Another goal for the building is to showcase the versatility of wood. Though wood has long been used as a building material, only recently have new forms of wood made it possible to build tall buildings out of wood.
“There’s a whole bunch of new materials made out of wood that are structurally able to build big buildings,” Dr. Michael Ramage, a senior lecturer and head of Cambridge University’s Center for Natural Material Innovation, told CNN.
One such material, cross-laminated timber (CLT), is said to be stronger than concrete and more fire-resistant than conventional wooden building materials.
Perhaps paradoxically, experts say that building with wood can be more sustainable than building with steel and concrete. Wood stores carbon that otherwise might wind up in the atmosphere as the greenhouse gas carbon dioxide, whereas the production of concrete and steel releases huge amounts of carbon dioxide into the atmosphere.

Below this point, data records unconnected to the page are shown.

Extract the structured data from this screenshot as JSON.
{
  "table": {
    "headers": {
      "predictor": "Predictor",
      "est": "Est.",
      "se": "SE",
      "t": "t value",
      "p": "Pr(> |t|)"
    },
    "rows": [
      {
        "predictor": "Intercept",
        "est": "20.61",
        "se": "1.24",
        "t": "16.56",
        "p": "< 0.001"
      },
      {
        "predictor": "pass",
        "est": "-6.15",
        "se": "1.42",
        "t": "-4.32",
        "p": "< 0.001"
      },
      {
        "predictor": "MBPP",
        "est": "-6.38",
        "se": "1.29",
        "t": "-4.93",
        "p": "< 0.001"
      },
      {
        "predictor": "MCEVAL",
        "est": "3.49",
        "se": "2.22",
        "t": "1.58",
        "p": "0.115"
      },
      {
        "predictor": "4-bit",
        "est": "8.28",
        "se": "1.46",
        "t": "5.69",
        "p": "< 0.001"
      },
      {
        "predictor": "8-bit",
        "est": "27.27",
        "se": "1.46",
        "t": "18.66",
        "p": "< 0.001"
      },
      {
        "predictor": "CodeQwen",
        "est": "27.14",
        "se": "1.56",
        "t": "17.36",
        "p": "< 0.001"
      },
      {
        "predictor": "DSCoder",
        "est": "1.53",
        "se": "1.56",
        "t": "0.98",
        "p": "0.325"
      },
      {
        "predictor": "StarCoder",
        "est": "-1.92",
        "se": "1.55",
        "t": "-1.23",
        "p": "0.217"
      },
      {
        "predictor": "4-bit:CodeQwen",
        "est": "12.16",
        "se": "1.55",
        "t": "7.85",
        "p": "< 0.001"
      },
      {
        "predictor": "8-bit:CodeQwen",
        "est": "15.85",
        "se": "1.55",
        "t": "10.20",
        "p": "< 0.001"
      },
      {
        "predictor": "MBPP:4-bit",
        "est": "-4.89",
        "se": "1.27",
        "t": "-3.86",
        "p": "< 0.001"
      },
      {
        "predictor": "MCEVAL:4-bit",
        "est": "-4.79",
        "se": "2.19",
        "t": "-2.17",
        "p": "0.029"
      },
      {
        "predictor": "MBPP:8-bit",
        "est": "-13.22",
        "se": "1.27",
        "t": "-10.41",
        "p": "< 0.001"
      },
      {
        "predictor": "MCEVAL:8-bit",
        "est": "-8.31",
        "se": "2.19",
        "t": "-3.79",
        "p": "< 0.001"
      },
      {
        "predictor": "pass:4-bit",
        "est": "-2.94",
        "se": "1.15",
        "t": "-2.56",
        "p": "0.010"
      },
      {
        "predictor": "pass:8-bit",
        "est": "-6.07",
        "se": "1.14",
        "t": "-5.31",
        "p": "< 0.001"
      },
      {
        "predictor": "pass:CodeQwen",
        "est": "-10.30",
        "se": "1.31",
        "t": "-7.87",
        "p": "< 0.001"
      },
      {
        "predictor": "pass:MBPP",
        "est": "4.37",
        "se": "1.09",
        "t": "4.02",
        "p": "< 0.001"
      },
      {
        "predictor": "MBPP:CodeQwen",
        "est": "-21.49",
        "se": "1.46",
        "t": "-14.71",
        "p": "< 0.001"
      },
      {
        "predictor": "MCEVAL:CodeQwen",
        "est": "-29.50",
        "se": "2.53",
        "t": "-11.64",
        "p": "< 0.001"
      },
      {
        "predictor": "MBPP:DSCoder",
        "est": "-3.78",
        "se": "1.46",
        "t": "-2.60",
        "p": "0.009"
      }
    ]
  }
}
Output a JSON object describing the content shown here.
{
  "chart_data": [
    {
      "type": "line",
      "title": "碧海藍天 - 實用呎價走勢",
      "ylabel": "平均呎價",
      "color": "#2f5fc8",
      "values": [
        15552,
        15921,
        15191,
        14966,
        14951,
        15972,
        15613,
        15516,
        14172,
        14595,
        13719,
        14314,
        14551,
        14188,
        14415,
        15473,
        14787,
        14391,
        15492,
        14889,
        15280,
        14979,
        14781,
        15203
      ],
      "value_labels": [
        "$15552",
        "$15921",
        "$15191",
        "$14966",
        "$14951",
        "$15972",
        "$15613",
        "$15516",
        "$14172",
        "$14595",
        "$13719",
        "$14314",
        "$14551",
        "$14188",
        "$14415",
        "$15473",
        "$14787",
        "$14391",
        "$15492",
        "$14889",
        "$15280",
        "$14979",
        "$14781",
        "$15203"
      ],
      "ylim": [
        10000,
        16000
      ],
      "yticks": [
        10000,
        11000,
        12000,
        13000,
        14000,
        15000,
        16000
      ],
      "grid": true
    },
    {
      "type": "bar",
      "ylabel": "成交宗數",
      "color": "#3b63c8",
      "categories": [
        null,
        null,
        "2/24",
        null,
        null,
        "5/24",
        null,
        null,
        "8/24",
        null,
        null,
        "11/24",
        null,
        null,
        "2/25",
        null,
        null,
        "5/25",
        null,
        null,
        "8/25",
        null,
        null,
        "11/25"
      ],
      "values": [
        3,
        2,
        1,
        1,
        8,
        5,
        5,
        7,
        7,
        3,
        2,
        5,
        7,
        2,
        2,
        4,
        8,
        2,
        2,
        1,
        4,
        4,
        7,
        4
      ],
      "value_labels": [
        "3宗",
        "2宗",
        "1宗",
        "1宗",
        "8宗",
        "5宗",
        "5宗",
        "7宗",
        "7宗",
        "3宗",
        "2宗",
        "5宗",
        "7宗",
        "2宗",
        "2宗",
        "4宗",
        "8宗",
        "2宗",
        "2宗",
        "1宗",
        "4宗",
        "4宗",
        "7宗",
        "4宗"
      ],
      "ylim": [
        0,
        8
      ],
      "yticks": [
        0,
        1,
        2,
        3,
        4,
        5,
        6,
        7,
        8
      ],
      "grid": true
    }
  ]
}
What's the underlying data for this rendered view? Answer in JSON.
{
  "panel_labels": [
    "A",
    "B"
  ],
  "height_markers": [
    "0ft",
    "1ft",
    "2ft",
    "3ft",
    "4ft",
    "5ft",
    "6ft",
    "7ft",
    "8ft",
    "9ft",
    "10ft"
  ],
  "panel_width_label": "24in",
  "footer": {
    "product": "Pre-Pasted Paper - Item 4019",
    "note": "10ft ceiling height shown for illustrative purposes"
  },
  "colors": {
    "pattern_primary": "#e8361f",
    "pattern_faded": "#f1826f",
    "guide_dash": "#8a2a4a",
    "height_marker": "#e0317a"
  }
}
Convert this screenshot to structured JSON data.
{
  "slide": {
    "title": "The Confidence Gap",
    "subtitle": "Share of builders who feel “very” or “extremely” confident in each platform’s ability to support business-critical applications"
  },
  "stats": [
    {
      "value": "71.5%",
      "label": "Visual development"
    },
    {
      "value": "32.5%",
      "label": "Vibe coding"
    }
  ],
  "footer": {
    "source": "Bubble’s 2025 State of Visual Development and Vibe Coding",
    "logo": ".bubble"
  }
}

“Buildings have a very long lifetime, especially large buildings,” Fernandez said. “So if we can store that carbon for 100 years, that’s extremely positive, and the storage itself doesn’t require energy.”
And while building a tower the size of W350 requires the toppling of more than a few trees, “the amount of wood used in this building can be regrown in our global forests within a matter of hours,” Casey Malmquist, founder of SmartLam, a CLT manufacturer in Columbia Falls, Montana, told NBC News MACH in an email.
“Sustainability is the key to our survival on this planet,” he added, “and by utilizing wood as a renewable and sustainable building material, we are taking a significant step in the right direction to a brighter future.”